The advice I give young scientists is to resist the naysayers. If you think a research path is worth exploring, follow it. Don’t be distracted by those who say you shouldn’t or can’t go in a certain research direction. Many people will tell you what is expected and ‘how things are done’, so we have to believe in ourselves. That’s an important lesson to learn. 

An EMBL Director General moves on

Heard on board the Tara schooner.
TREC became a flagship project for the new planetary biology transversal theme, with the Tara Ocean Foundation being a key partner. Among Heard’s many visits to Tara’s ports of call was this one in Rome, where EMBL held community outreach events in addition to doing field sampling. Credit: Massimo del Prete/EMBL

Getting to know EMBL at many different levels mattered to me. The ‘Meet the DG’ sessions and visits to the different sites helped me meet people across the whole organisation, but it never felt like I had enough personal contact during my time here, particularly during the pandemic years.  So, I’ll leave EMBL feeling like I would have liked to spend more time with so many people here. The Crick – especially since it’s all in one location – should allow for much more in-person engagement, and I’m determined to get to know people to hear about what they see as priorities and opportunities. I want to get to know people better.

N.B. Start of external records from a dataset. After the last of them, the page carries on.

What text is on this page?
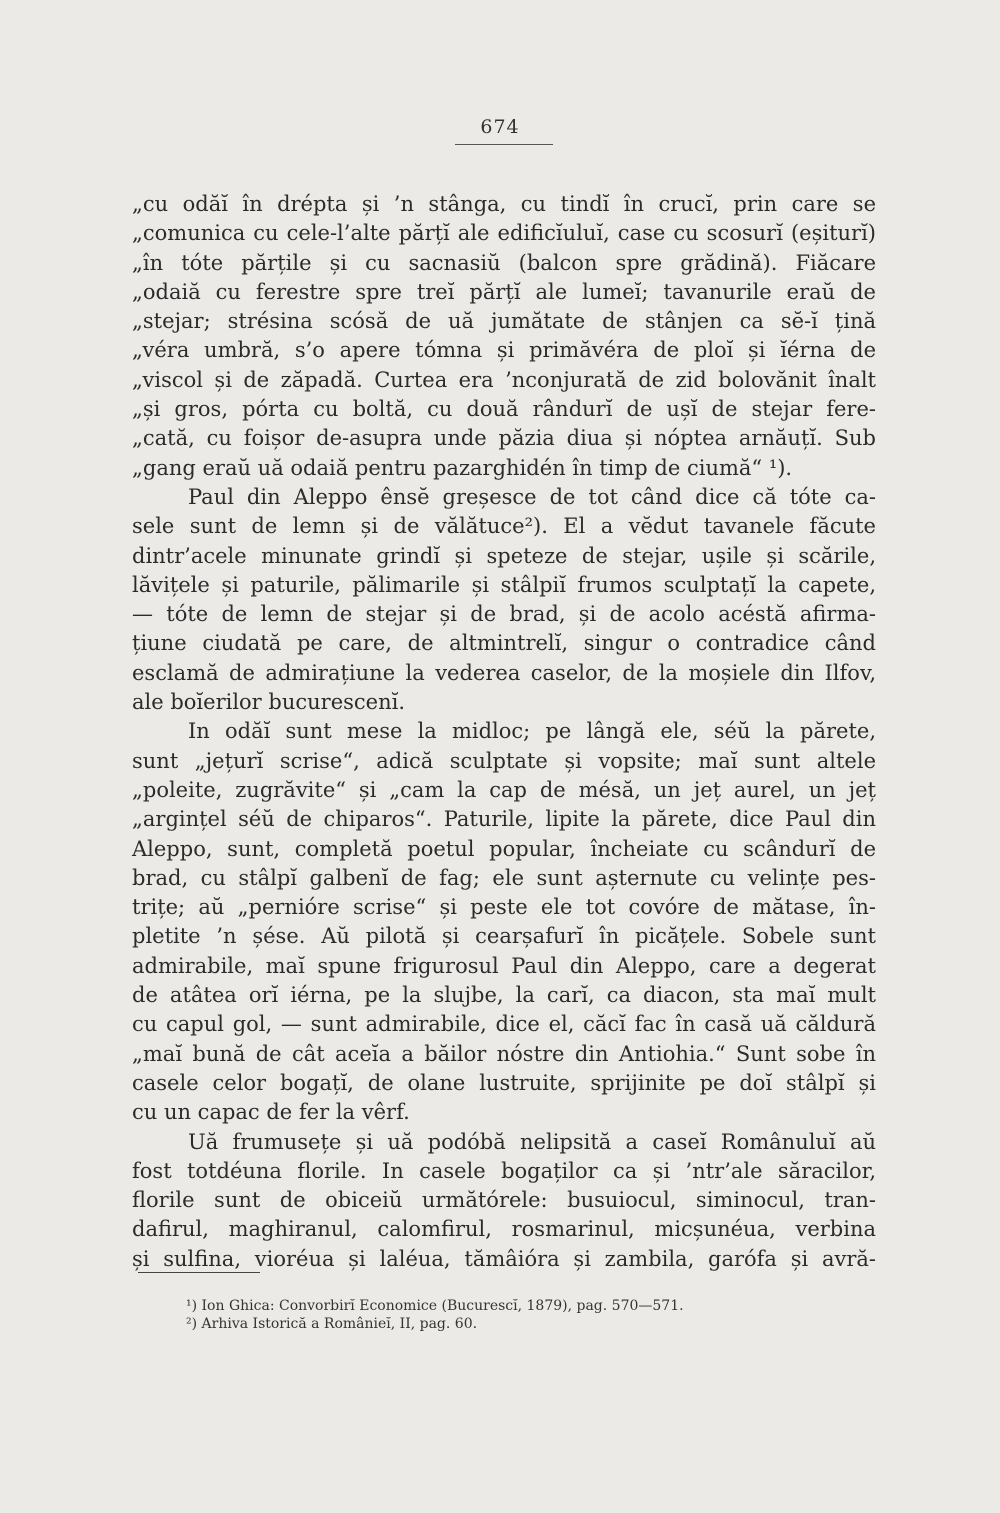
674
„cu odăĭ în drépta și ’n stânga, cu tindĭ în crucĭ, prin care se
„comunica cu cele-l’alte părțĭ ale edificĭuluĭ, case cu scosurĭ (eșiturĭ)
„în tóte părțile și cu sacnasiŭ (balcon spre grădină). Fiăcare
„odaiă cu ferestre spre treĭ părțĭ ale lumeĭ; tavanurile eraŭ de
„stejar; strésina scósă de uă jumătate de stânjen ca sĕ-ĭ țină
„véra umbră, s’o apere tómna și primăvéra de ploĭ și ĭérna de
„viscol și de zăpadă. Curtea era ’nconjurată de zid bolovănit înalt
„și gros, pórta cu boltă, cu două rândurĭ de ușĭ de stejar fere-
„cată, cu foișor de-asupra unde păzia diua și nóptea arnăuțĭ. Sub
„gang eraŭ uă odaiă pentru pazarghidén în timp de ciumă“ ¹).
Paul din Aleppo ênsĕ greșesce de tot când dice că tóte ca-
sele sunt de lemn și de vălătuce²). El a vĕdut tavanele făcute
dintr’acele minunate grindĭ și speteze de stejar, ușile și scările,
lăvițele și paturile, pălimarile și stâlpiĭ frumos sculptațĭ la capete,
— tóte de lemn de stejar și de brad, și de acolo acéstă afirma-
țiune ciudată pe care, de altmintrelĭ, singur o contradice când
esclamă de admirațiune la vederea caselor, de la moșiele din Ilfov,
ale boĭerilor bucurescenĭ.
In odăĭ sunt mese la midloc; pe lângă ele, séŭ la părete,
sunt „jețurĭ scrise“, adică sculptate și vopsite; maĭ sunt altele
„poleite, zugrăvite“ și „cam la cap de mésă, un jeț aurel, un jeț
„argințel séŭ de chiparos“. Paturile, lipite la părete, dice Paul din
Aleppo, sunt, completă poetul popular, încheiate cu scândurĭ de
brad, cu stâlpĭ galbenĭ de fag; ele sunt așternute cu velințe pes-
trițe; aŭ „perniόre scrise“ și peste ele tot covóre de mătase, în-
pletite ’n șése. Aŭ pilotă și cearșafurĭ în picățele. Sobele sunt
admirabile, maĭ spune frigurosul Paul din Aleppo, care a degerat
de atâtea orĭ iérna, pe la slujbe, la carĭ, ca diacon, sta maĭ mult
cu capul gol, — sunt admirabile, dice el, căcĭ fac în casă uă căldură
„maĭ bună de cât aceĭa a băilor nóstre din Antiohia.“ Sunt sobe în
casele celor bogațĭ, de olane lustruite, sprijinite pe doĭ stâlpĭ și
cu un capac de fer la vêrf.
Uă frumusețe și uă podóbă nelipsită a caseĭ Românuluĭ aŭ
fost totdéuna florile. In casele bogaților ca și ’ntr’ale săracilor,
florile sunt de obiceiŭ următórele: busuiocul, siminocul, tran-
dafirul, maghiranul, calomfirul, rosmarinul, micșunéua, verbina
și sulfina, vioréua și laléua, tămâióra și zambila, garófa și avră-
¹) Ion Ghica: Convorbirĭ Economice (Bucurescĭ, 1879), pag. 570—571.
²) Arhiva Istorică a Românieĭ, II, pag. 60.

I wasn’t thinking I would take on another big leadership position, but, honestly, life surprises, and this was a very special opportunity as a last step in my career.

The experience leading EMBL has been multi-dimensional. I’ll be returning to the United Kingdom and the city where I was born and raised, to an institute where I did my PhD. But now I return with international and multidisciplinary experience and many contacts and bridges, thanks to my EMBL experiences.

I’m looking ahead, but I’m also not one of these scientists who wants to stay on forever. I do actually intend to retire. I think it’s healthy for people to move on, and I’m happy to go to the Crick, help move things forward, have a good time scientifically, but also retire when the time is right. I have a whole list of things I want to do when I retire.